We currently live in a bungalow in the east end of Toronto, with plans of knocking it down and building a new house in the next 5 years.

The problem is we’ve been told by numerous sources that the roof probably/may not last 5 years. So far we’ve had two companies provide quotes. Both quoted around 12k to replace the roof (shingles and boards), but one quoted 7k lto lay new shingles over the old and repair the drainage issues. Both are reputable operators and provide 10 years workmanship warranty.

So the dilemma is, do we

1. Ignore the dangers and hope the roof holds until we knock the house down.

2. Lay new shingles over old (cheaper option)

3. Install a new roof
17 replies
Deal Addict
Apr 6, 2008
1769 posts
1072 upvotes
Agreed. Just keep an eye on it. If the house is coming down eventually you won't be overly concerned about roof leaks. You could always throw up some of that designer blue tarp that seems to be all the rage in poorly maintained houses when it does start to leak.
Deal Addict
Feb 4, 2010
1860 posts
917 upvotes
If it were me and I was knocking the house down, I would choose 1.

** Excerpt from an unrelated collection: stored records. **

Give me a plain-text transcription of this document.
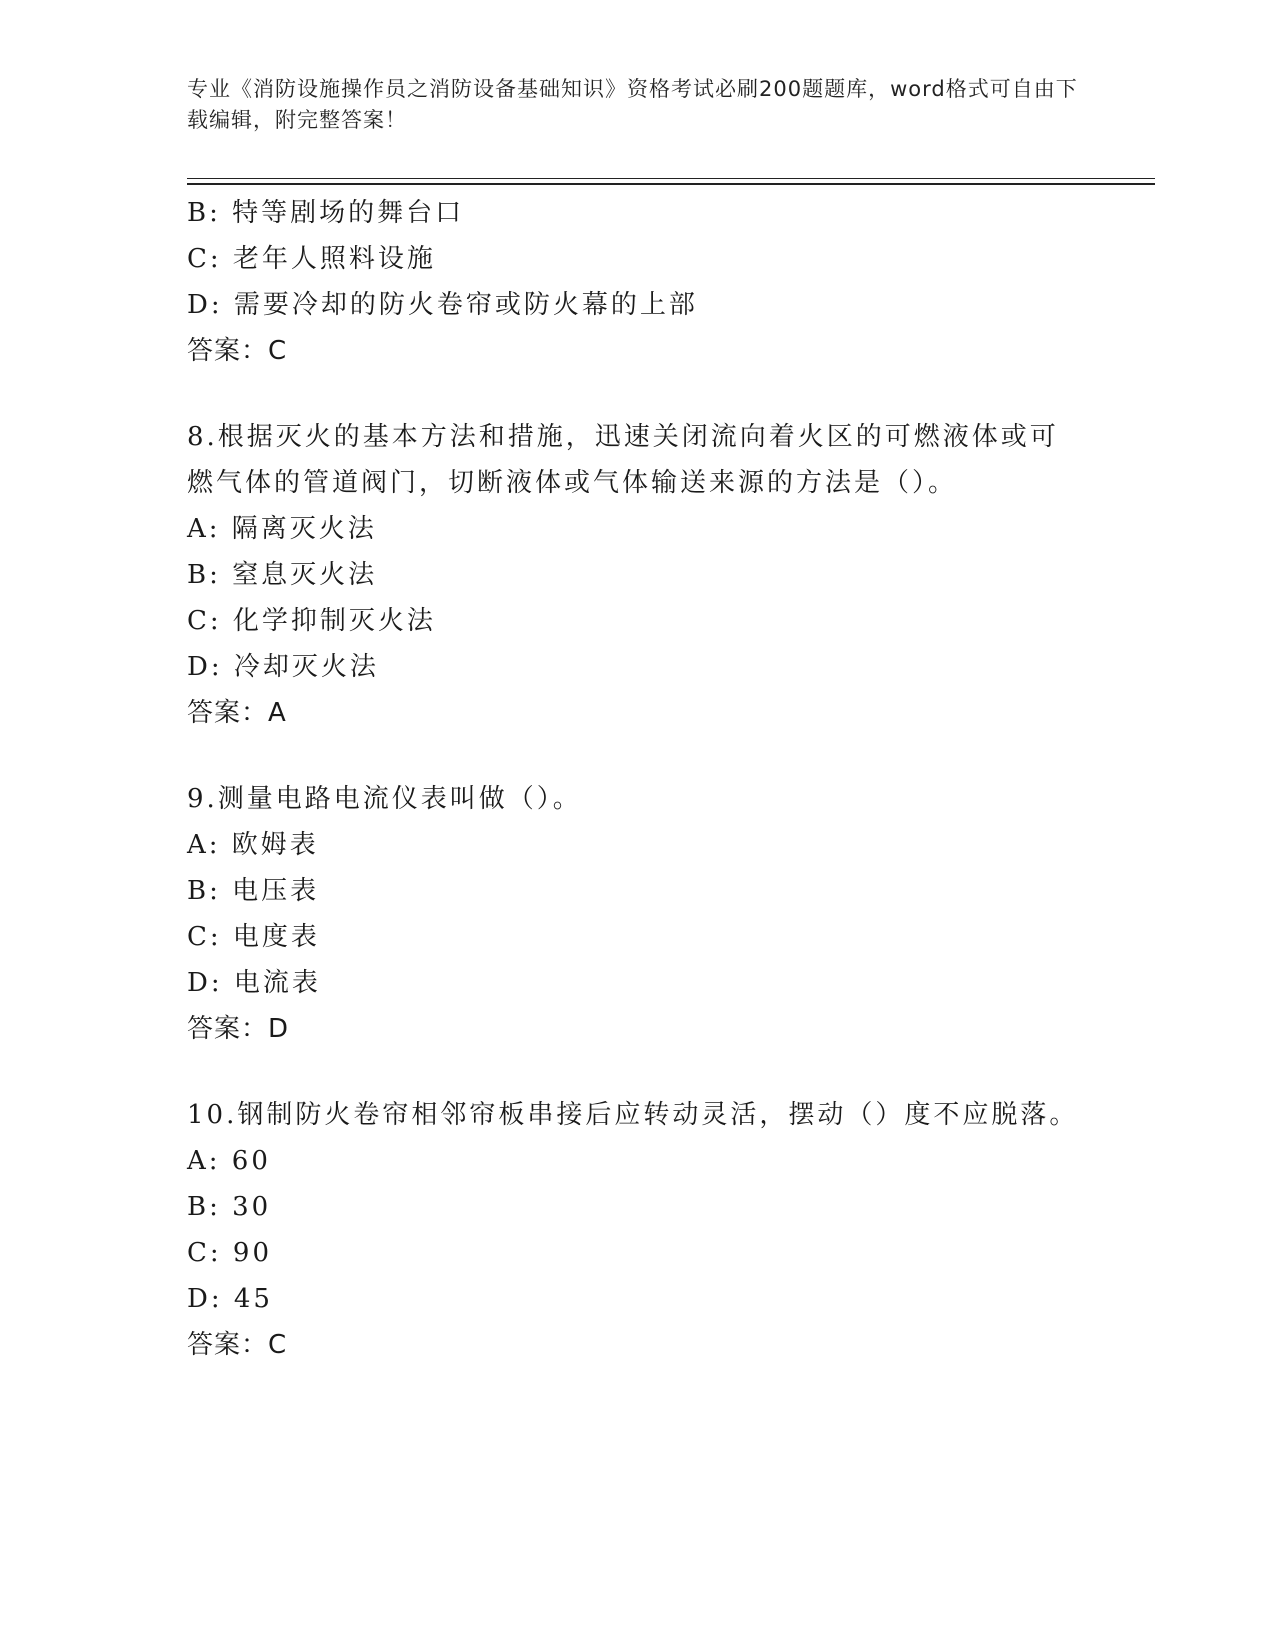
专业《消防设施操作员之消防设备基础知识》资格考试必刷200题题库，word格式可自由下载编辑，附完整答案！
B: 特等剧场的舞台口
C: 老年人照料设施
D: 需要冷却的防火卷帘或防火幕的上部
答案：C
8.根据灭火的基本方法和措施，迅速关闭流向着火区的可燃液体或可
燃气体的管道阀门，切断液体或气体输送来源的方法是（）。
A: 隔离灭火法
B: 窒息灭火法
C: 化学抑制灭火法
D: 冷却灭火法
答案：A
9.测量电路电流仪表叫做（）。
A: 欧姆表
B: 电压表
C: 电度表
D: 电流表
答案：D
10.钢制防火卷帘相邻帘板串接后应转动灵活，摆动（）度不应脱落。
A: 60
B: 30
C: 90
D: 45
答案：C
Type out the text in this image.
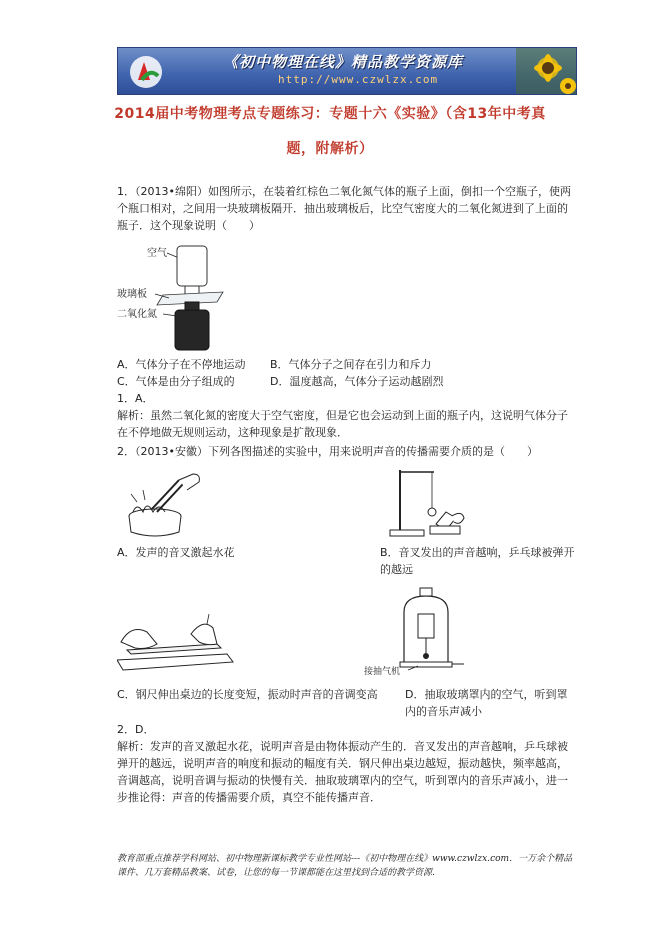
《初中物理在线》精品教学资源库
http://www.czwlzx.com
2014届中考物理考点专题练习：专题十六《实验》（含13年中考真
题，附解析）

1．（2013•绵阳）如图所示，在装着红棕色二氧化氮气体的瓶子上面，倒扣一个空瓶子，使两个瓶口相对，之间用一块玻璃板隔开．抽出玻璃板后，比空气密度大的二氧化氮进到了上面的瓶子．这个现象说明（　　）

空气
玻璃板
二氧化氮

A．气体分子在不停地运动	B．气体分子之间存在引力和斥力

C．气体是由分子组成的	D．温度越高，气体分子运动越剧烈

1．A．

解析：虽然二氧化氮的密度大于空气密度，但是它也会运动到上面的瓶子内，这说明气体分子在不停地做无规则运动，这种现象是扩散现象．

2．（2013•安徽）下列各图描述的实验中，用来说明声音的传播需要介质的是（　　）

A．发声的音叉激起水花	B．音叉发出的声音越响，乒乓球被弹开的越远

接抽气机

C．钢尺伸出桌边的长度变短，振动时声音的音调变高	D．抽取玻璃罩内的空气，听到罩内的音乐声减小

2．D．

解析：发声的音叉激起水花，说明声音是由物体振动产生的．音叉发出的声音越响，乒乓球被弹开的越远，说明声音的响度和振动的幅度有关．钢尺伸出桌边越短，振动越快，频率越高，音调越高，说明音调与振动的快慢有关．抽取玻璃罩内的空气，听到罩内的音乐声减小，进一步推论得：声音的传播需要介质，真空不能传播声音．

教育部重点推荐学科网站、初中物理新课标教学专业性网站---《初中物理在线》www.czwlzx.com．一万余个精品课件、几万套精品教案、试卷，让您的每一节课都能在这里找到合适的教学资源．
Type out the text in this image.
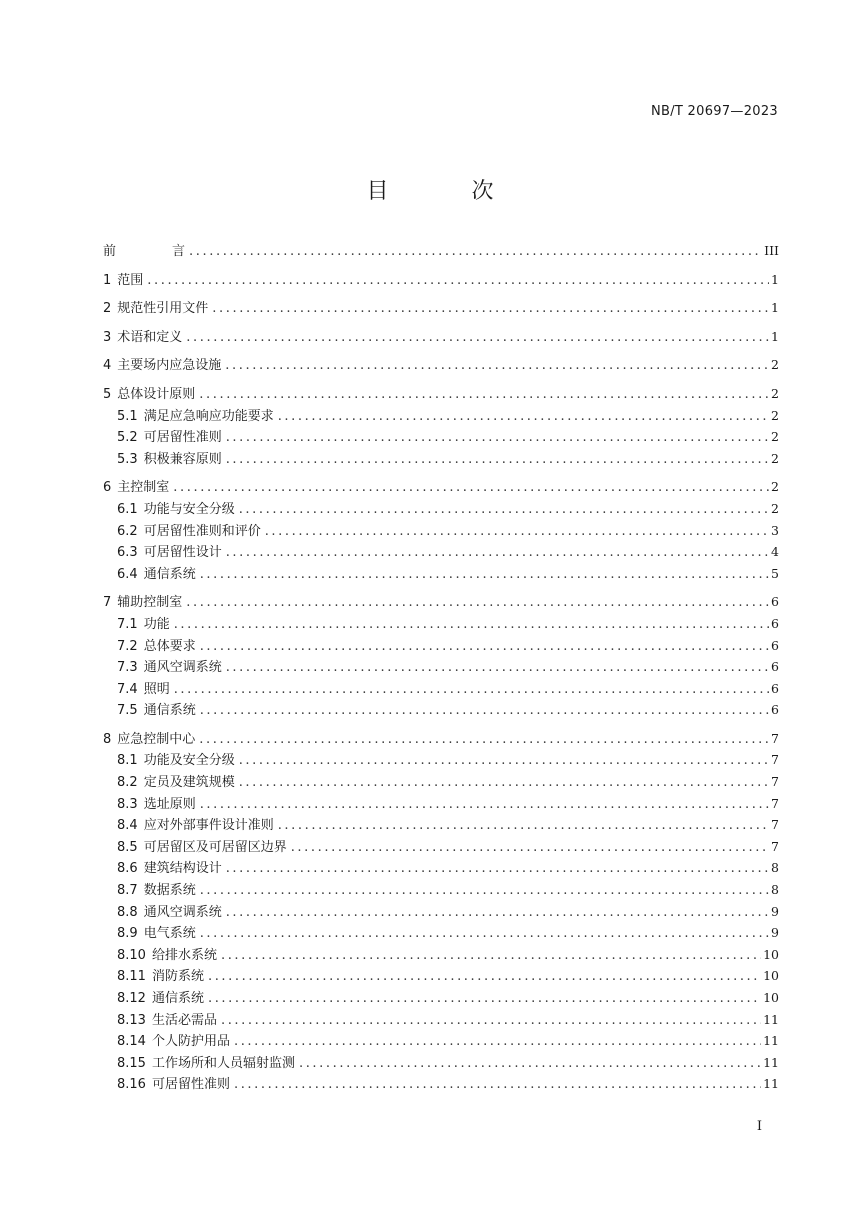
NB/T 20697—2023
目 次
前	言 .....	III
1 范围 .....	1
2 规范性引用文件 .....	1
3 术语和定义 .....	1
4 主要场内应急设施 .....	2
5 总体设计原则 .....	2
5.1 满足应急响应功能要求 .....	2
5.2 可居留性准则 .....	2
5.3 积极兼容原则 .....	2
6 主控制室 .....	2
6.1 功能与安全分级 .....	2
6.2 可居留性准则和评价 .....	3
6.3 可居留性设计 .....	4
6.4 通信系统 .....	5
7 辅助控制室 .....	6
7.1 功能 .....	6
7.2 总体要求 .....	6
7.3 通风空调系统 .....	6
7.4 照明 .....	6
7.5 通信系统 .....	6
8 应急控制中心 .....	7
8.1 功能及安全分级 .....	7
8.2 定员及建筑规模 .....	7
8.3 选址原则 .....	7
8.4 应对外部事件设计准则 .....	7
8.5 可居留区及可居留区边界 .....	7
8.6 建筑结构设计 .....	8
8.7 数据系统 .....	8
8.8 通风空调系统 .....	9
8.9 电气系统 .....	9
8.10 给排水系统 .....	10
8.11 消防系统 .....	10
8.12 通信系统 .....	10
8.13 生活必需品 .....	11
8.14 个人防护用品 .....	11
8.15 工作场所和人员辐射监测 .....	11
8.16 可居留性准则 .....	11
I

If it helps any, I know someone who has an unfinished roof for about 5years...he has had blue tarp and buckets around the house ... and he has no intention of tearing the house down though :facepalm: :rolleyes:
Deal Expert
Aug 2, 2001
15768 posts
5948 upvotes
One of the scenarios where installing shingles over top of existing is a poor idea is when the existing are in poor shape. If your roof is as bad as these "reputable" companies are letting on then they should not be shingling over top of them.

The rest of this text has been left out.